回顾性评估腹膜后软组织肉瘤患者的治疗结果,并确定影响生存、局部区域和远处疾病控制的预后因素。
回顾性分析了1975年至1988年间在玛格丽特公主医院接受手术和放疗的104例腹膜后软组织肉瘤(RSTS)患者的记录。采用单因素对数秩分析评估潜在的预后因素。
初诊为新发原发性疾病74例,原发性复发20例,转移10例。病理类型为脂肪肉瘤42例,平滑肌肉瘤22例,恶性纤维组织细胞瘤19例,其他组织学类型21例。分级为低级别36例,高级别35例,33例未分级。肿瘤中位大小为17 cm。45例(43%)实现了大体完全手术切除,其中6例(6%)手术切缘也为阴性。36例患者接受了辅助术后放疗,中位剂量为40 Gy/20次/4周,16例接受了辅助化疗。9例患者未接受辅助术后放疗。57例患者术后存在大体残留肿瘤。总体5年和10年生存率分别为36%和14%。局部区域无复发生存率(RFR)5年时为28%,10年时为9%;远处无复发生存率5年时为76%,10年时为60%。对于45例接受完全切除的患者,5年和10年生存率分别为55%和22%,局部区域无复发生存率5年和10年时分别为50%和18%。
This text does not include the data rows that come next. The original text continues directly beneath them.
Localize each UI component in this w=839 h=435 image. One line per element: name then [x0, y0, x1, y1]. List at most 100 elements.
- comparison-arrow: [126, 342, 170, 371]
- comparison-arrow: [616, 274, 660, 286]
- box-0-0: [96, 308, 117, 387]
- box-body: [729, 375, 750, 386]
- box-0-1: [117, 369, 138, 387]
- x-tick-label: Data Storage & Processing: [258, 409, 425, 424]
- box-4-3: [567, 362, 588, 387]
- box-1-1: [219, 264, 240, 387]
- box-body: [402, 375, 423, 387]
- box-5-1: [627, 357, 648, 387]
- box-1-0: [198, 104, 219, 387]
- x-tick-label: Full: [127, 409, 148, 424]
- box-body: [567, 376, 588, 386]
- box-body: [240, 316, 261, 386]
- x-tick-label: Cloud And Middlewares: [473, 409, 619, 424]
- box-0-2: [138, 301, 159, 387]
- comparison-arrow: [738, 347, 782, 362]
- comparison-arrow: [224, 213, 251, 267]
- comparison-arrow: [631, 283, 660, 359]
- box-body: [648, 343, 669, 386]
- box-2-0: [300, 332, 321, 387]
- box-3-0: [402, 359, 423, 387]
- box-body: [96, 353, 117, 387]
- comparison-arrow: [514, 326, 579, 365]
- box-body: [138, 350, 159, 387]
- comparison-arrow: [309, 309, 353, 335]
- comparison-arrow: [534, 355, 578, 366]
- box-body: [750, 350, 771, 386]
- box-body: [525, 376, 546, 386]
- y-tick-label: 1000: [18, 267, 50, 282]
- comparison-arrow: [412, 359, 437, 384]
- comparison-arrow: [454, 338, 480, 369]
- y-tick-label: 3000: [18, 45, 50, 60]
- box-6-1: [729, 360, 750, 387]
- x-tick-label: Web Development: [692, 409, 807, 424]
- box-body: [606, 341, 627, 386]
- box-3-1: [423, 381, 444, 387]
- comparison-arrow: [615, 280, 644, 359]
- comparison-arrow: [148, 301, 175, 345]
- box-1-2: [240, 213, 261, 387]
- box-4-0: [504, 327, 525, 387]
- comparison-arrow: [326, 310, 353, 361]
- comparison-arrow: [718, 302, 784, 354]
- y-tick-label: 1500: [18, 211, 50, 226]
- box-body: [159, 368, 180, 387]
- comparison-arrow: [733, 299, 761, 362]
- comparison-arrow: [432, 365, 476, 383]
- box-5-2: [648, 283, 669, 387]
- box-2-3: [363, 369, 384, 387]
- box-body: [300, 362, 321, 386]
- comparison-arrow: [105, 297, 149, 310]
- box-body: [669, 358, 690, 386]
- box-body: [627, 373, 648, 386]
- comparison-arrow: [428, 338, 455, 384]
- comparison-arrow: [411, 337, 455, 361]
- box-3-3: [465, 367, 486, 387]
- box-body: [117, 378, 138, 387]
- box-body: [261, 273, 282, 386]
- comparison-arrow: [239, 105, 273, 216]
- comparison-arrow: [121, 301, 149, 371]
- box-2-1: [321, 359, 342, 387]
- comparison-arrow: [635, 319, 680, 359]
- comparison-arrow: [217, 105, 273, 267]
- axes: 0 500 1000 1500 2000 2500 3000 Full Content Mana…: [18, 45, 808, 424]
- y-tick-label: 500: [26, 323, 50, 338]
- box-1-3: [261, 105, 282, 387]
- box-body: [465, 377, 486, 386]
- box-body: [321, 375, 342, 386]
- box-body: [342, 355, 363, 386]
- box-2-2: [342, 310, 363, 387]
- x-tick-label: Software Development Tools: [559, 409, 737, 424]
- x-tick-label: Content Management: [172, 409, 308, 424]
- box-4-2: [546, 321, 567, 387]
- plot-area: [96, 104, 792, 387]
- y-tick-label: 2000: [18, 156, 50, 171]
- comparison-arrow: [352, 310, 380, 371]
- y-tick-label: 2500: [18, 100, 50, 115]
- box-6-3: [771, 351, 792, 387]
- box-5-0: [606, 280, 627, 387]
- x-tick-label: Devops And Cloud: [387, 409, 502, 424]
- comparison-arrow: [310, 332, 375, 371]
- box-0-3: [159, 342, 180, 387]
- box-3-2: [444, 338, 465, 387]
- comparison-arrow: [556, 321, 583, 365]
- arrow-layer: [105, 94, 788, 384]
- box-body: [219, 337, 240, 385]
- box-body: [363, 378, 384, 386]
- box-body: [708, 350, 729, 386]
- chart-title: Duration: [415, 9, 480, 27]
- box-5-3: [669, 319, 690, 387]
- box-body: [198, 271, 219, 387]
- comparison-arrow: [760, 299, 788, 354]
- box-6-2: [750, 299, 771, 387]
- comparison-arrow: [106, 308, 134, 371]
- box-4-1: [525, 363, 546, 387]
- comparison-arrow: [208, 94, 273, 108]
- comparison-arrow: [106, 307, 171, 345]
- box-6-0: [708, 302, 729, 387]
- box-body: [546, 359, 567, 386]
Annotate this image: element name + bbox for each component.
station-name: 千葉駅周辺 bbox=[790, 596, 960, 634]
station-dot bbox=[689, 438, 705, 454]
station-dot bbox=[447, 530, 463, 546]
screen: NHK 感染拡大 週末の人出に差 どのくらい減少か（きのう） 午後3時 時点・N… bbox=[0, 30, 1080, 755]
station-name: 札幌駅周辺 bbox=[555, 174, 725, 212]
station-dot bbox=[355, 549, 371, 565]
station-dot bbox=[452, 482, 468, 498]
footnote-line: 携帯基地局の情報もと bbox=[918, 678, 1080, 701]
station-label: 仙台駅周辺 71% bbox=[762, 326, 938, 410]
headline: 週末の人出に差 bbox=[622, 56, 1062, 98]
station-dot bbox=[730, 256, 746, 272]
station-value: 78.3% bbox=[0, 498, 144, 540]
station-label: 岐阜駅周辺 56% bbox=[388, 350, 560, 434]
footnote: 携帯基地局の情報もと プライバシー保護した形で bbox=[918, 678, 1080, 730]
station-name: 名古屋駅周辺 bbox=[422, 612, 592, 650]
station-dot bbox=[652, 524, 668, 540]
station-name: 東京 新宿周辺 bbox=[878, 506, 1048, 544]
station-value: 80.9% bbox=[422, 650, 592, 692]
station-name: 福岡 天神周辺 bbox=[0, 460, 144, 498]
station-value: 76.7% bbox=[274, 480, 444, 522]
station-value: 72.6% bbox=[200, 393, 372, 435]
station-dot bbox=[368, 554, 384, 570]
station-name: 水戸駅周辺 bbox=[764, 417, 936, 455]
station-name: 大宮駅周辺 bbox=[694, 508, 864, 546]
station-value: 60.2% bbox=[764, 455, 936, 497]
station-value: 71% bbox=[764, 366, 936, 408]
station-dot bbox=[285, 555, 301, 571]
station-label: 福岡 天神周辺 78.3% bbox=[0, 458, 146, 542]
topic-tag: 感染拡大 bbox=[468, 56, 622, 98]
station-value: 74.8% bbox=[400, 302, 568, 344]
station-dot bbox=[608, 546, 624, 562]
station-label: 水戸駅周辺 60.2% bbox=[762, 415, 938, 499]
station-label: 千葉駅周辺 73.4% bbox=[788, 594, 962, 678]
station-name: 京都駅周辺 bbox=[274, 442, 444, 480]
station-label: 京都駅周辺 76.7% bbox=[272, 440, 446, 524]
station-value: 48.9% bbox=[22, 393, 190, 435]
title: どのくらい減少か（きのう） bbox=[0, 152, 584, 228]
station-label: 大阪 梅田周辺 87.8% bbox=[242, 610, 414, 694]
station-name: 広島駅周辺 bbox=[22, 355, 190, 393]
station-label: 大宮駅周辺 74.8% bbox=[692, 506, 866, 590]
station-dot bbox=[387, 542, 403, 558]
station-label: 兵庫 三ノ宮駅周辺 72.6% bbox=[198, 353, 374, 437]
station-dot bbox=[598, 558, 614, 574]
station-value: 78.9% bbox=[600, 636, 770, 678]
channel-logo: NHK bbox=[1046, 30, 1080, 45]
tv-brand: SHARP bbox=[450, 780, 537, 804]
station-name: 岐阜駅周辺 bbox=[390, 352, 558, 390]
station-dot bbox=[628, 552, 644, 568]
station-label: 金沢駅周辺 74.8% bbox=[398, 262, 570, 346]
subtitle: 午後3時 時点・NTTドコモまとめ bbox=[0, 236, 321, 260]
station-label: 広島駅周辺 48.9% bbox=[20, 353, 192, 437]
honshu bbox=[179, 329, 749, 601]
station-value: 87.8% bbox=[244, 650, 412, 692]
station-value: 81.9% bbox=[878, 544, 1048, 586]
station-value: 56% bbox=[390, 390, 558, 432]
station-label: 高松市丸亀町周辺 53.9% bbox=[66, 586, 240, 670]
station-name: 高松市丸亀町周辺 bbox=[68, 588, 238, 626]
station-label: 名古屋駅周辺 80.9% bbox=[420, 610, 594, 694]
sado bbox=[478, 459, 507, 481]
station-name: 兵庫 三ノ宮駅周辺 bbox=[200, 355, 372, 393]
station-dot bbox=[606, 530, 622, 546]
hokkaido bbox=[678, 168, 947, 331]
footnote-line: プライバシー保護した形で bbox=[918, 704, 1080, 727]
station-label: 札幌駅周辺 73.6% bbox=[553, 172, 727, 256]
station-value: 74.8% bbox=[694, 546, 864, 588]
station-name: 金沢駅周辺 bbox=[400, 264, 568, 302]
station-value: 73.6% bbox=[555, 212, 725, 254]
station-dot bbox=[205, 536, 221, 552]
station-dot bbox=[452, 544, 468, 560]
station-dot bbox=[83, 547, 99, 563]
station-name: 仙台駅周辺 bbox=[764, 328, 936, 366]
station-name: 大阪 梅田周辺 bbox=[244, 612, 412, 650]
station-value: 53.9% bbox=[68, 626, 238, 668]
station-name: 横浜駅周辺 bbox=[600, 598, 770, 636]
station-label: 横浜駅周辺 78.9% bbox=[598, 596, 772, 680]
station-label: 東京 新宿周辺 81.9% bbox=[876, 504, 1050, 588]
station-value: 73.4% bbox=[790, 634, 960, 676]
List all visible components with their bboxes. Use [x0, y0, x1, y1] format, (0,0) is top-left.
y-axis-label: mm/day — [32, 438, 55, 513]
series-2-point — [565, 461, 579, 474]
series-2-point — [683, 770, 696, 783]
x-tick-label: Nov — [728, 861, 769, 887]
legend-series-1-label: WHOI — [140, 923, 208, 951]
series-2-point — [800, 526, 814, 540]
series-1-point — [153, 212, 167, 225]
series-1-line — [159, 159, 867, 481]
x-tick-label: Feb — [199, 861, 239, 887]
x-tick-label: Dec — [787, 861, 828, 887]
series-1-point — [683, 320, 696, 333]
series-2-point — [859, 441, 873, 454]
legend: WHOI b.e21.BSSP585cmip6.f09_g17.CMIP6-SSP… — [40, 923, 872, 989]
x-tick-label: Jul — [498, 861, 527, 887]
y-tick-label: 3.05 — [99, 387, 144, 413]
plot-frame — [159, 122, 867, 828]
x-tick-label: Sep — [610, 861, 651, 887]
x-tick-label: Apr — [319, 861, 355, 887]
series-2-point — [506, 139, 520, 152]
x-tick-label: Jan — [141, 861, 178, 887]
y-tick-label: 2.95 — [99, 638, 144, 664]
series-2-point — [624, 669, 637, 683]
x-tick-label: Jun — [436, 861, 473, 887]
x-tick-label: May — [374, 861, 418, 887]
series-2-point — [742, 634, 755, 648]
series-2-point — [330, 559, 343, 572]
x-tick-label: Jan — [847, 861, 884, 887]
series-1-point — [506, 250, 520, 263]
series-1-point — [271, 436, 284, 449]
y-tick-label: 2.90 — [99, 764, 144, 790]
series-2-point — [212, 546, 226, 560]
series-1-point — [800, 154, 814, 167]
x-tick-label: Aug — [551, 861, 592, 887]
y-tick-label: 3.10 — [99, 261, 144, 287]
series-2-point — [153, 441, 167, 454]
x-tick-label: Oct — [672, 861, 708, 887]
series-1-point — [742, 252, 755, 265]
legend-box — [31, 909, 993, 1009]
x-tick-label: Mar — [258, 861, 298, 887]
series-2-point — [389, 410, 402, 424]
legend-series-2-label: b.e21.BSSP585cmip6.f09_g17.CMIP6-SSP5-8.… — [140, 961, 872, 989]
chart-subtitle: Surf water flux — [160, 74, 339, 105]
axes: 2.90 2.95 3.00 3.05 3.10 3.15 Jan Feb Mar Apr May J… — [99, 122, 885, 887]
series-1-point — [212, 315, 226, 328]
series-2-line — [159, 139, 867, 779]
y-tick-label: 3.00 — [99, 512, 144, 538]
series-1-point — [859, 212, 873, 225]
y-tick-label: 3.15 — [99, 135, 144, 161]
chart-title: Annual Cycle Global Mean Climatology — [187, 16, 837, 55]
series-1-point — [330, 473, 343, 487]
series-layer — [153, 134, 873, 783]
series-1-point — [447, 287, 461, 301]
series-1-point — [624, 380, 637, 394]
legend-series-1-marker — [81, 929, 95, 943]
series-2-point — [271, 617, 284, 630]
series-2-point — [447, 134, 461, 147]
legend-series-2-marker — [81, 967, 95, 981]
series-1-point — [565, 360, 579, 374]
单因素分析表明,完全手术切除是改善生存、局部区域无复发生存率和远处无复发生存率的唯一显著因素。与其他组织学类型相比,脂肪肉瘤组织学类型提示生存改善(p = 0.02),平滑肌肉瘤组织学类型提示远处无复发生存率较低(p = 0.003)。62岁以下患者生存改善(p = 0.002)且局部无复发生存率改善(p = 0.02),复发疾病患者生存改善(p = 0.03)。性别、肿瘤大小、分级或辅助化疗的使用对所测试的任何终点均无预测价值。在大体手术切除后接受辅助放疗的患者,其局部区域无复发生存期的中位数长于未接受放疗的患者,对于接受放疗剂量> 35 Gy的患者,这接近统计学意义(103个月对30个月,p = 0.06)。若仅考虑野内无复发生存率,则达到统计学意义(p = 0.02)。
本研究表明,未能实现局部控制是RSTS患者治疗失败的主要原因,完全手术后放疗剂量> 35 Gy可延迟但不能预防局部复发。改善RSTS患者的治疗结果需要替代治疗策略,目前正在研究术前放疗并积极手术尝试完全切除。